Other Autoimmune Diseases. Single case reports that did not meet study selection criteria were the only publications identified on the use of extracorporeal photopheresis to treat other autoimmune diseases, including severe atopic dermatitis (n=3), scleromyxedema (n=1), and juvenile dermatomyositis (n=1). This evidence is insufficient to permit conclusions on the outcomes of extracorporeal photopheresis for other autoimmune diseases.
3. The technology must improve the net health outcome; and
4. The technology must be as beneficial as any established alternatives.
The evidence is insufficient to determine whether extracorporeal photopheresis improves the net health outcome or is as beneficial as any established alternatives for the treatment of any of the autoimmune diseases.
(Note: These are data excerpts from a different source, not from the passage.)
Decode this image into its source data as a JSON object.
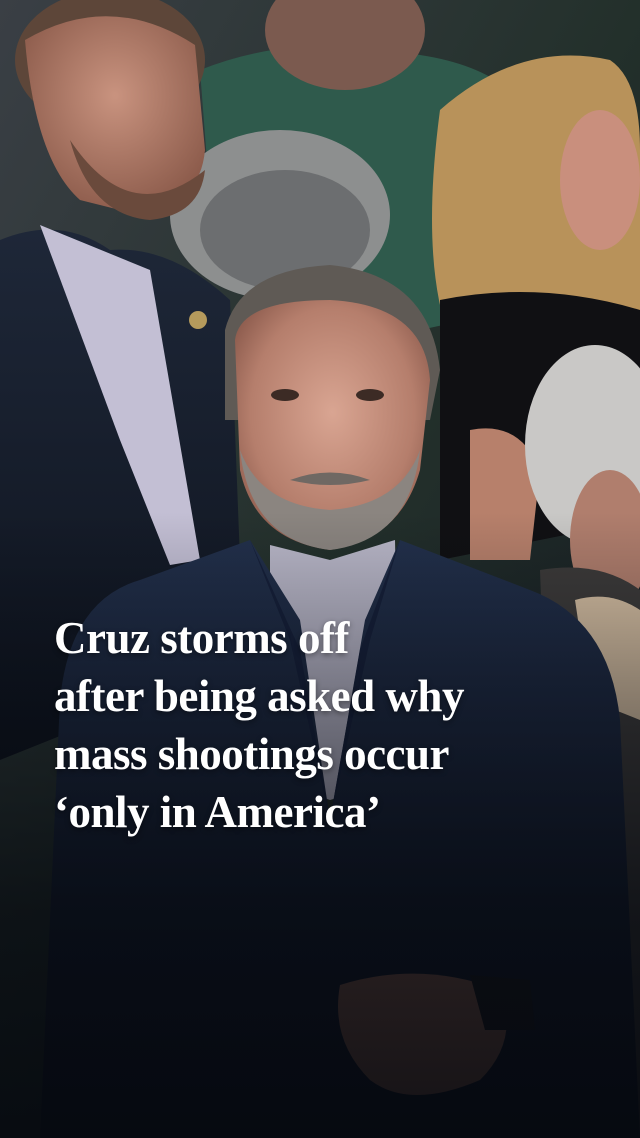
{
  "post": {
    "headline_lines": [
      "Cruz storms off",
      "after being asked why",
      "mass shootings occur",
      "‘only in America’"
    ]
  },
  "photo": {
    "subject": "man-in-navy-suit-with-gray-beard-in-crowd",
    "colors": {
      "suit": "#1c2a44",
      "shirt": "#c9c3d8",
      "background_crowd": "#2f3b35",
      "overlay": "#05080e"
    }
  }
}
5. The improvement must be attainable outside the investigational settings.
Whether extracorporeal photopheresis improves the net health outcome and is as beneficial as any established alternative has not yet been demonstrated in the investigational setting for any of the autoimmune diseases.
Based on the above, extracorporeal photopheresis does not meet the TEC criteria as therapy for progressive systemic sclerosis (scleroderma), pemphigus or other autoimmune bullous diseases, systemic lupus erythematosus, multiple sclerosis, psoriasis, rheumatoid or psoriatic arthritis, type 1 diabetes, or other autoimmune diseases.